Package for classes to split extremely large sets of docs into multiple files and convert them word vector embeddings


Keywords
embedding-python, embedding-vectors, large-dataset, pymagnitude, python3, wordvectors
License
Other
Install
pip install MassiveWordVec==11

Documentation

#BELOW IS OUTDATED AND DEPRECATED. NEW FUNCTIONALITY ADDED AND USE CHANGED #WILL UPDATE WHEN I GET TIME.

MassiveWordVec

massvecpy is a package for converting a large corpus into word embeddings using pre-trained word vectors. Corpora that consistent of an array, list, or DataFrame of tokenized docs with shape-(num_docs,) are converted into an array of shape-(num_docs, max_doc_length, vector_dimensions).

Corpora that are too large to store the entire word embedding matrix into memory can be turned into a series of n - 'slices' with shape-(num_docs/num_slices, max_doc_length, vector_dimensions). These slices are saved to local harddrive to save memory and loaded into your program individually (or multiple together if memory allows) for use as mini-batch to train models.

Corpora can be sliced, converted, and saved with or without training labels. With training labels, both corpus and labels are shuffled together and sliced into corresponding matrices that are automatically saved and loaded together.

This package currently only provides support for pymagnitude pre-trained word vectors. If you have a suggestion for word vecs in other packages, please let me know.

Installation

Use the package manager pip to install MassiveWordVec.

pip install massvecpy

Usage

import massvecpy
import pymagnitude

#Load your pretrained word vectors from pymagnitude
vector_directory = '~/Word Embeddings/'
vector_dict = mag.Magnitude(vector_directory+'glove.6B.200d.magnitude')

#Define the corpus to split and convert.
#If entire corpus embedding matrix can fit in memory then leave
#the number of slices at 1.
corpus = massvecpy.DocVectorizer(corpus_name, tokenized_corpus, labels, vector_dict,
         vector_dimension, number_of_slices, file_directory, random_state)

#convert slice 0 to word embedding matrix with associated labels
x, y = corpus.fit(0, verbose = True)

#save slice 0 to harddrive
corpus.save()

#define and fit a model (can be anything, most useful to use model that allows mini-batch training)
clf = Model()
clf.fit(x, y)

#convert the rest of the slices and save them to their own files.  Provide updates to track process.
corpus.fit_and_save(range(1, number_of_slices), verbose - True)

#clear currently stored embeddings from memory
corpus.clear_memory()

#************

corpus = massvecpy.LoadVectorizedDoc(corpus_name, file_directory)

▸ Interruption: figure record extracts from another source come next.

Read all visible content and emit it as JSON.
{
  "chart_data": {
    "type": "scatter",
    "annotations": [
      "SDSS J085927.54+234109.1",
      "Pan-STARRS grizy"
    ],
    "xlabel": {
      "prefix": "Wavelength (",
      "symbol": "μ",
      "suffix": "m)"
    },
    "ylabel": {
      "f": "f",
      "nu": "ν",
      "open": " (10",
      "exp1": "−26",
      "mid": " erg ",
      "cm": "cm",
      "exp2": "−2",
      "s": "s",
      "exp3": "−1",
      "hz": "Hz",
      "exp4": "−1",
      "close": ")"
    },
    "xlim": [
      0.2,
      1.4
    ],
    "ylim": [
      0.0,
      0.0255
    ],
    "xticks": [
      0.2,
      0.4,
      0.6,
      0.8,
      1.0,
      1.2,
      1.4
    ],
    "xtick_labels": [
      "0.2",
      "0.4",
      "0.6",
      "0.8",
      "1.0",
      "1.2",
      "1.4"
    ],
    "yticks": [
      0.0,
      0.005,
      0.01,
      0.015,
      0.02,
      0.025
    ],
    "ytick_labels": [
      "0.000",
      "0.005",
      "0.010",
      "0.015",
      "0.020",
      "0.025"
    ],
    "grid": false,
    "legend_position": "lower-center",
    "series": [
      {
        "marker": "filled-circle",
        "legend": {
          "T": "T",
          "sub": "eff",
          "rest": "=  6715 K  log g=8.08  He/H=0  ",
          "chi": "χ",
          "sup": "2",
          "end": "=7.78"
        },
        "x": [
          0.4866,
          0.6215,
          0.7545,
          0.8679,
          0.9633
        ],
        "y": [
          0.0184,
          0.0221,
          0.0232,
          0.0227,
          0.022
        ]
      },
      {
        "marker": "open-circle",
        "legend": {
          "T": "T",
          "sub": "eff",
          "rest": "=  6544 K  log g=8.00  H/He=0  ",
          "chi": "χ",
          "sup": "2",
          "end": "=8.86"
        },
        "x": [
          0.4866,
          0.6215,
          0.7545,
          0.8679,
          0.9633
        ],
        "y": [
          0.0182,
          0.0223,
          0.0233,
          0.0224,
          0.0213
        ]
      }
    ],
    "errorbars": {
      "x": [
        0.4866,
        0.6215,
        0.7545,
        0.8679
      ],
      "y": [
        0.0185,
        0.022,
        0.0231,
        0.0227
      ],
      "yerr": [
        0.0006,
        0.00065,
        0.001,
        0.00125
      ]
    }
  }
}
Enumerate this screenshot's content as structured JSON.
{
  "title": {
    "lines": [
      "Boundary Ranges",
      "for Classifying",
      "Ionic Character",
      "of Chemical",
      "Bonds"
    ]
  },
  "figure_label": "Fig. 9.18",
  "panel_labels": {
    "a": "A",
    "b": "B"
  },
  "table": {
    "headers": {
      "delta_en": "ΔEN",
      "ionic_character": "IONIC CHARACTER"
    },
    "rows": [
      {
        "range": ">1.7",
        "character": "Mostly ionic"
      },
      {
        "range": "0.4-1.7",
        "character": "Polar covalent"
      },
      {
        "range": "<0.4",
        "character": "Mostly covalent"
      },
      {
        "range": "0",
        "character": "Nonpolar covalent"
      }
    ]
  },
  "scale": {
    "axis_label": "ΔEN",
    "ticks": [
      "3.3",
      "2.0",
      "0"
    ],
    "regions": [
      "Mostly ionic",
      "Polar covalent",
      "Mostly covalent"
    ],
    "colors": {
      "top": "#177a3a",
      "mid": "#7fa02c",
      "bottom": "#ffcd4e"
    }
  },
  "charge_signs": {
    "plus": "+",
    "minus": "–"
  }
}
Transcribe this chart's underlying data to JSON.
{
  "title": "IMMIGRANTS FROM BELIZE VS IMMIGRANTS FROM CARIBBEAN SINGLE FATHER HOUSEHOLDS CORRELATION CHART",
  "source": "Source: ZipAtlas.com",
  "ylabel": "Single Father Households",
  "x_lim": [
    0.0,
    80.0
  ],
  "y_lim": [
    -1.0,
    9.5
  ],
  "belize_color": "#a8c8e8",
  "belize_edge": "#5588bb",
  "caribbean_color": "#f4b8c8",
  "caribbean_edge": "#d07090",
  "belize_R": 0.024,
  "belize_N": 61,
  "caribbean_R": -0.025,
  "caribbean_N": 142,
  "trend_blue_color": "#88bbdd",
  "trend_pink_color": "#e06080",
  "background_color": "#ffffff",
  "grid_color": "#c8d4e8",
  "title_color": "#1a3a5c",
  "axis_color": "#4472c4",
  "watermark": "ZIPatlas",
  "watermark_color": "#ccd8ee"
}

#load first slice (0) into local arrays
x, y = corpus.load(0)

#figure out the dimensions of our slices
num_docs_in_slice = x.shape[0]
max_length = x.shape[1]
vec_dims = x.shape[2]

#alternatively, process all slices in current file directory with name corpus_name
clf = SGDClassifier(loss='log')

for i in corpus.all_indices_available:
     x, y = corpus.load(index)
     x_f = np.reshape(x, (num_docs_in_slice, max_length * vec_dims))
     clf.partial_fit(x_f, y, [0, 1])

Future Plans

In the future I will build support for just generating a word vector lookup dictionary for all (or some specified number of) words in the corpus. Additionally, plan to use this dictionary to generate matrix embeddings in the format Keras uses to load weights into an embedding layer.

License

None brah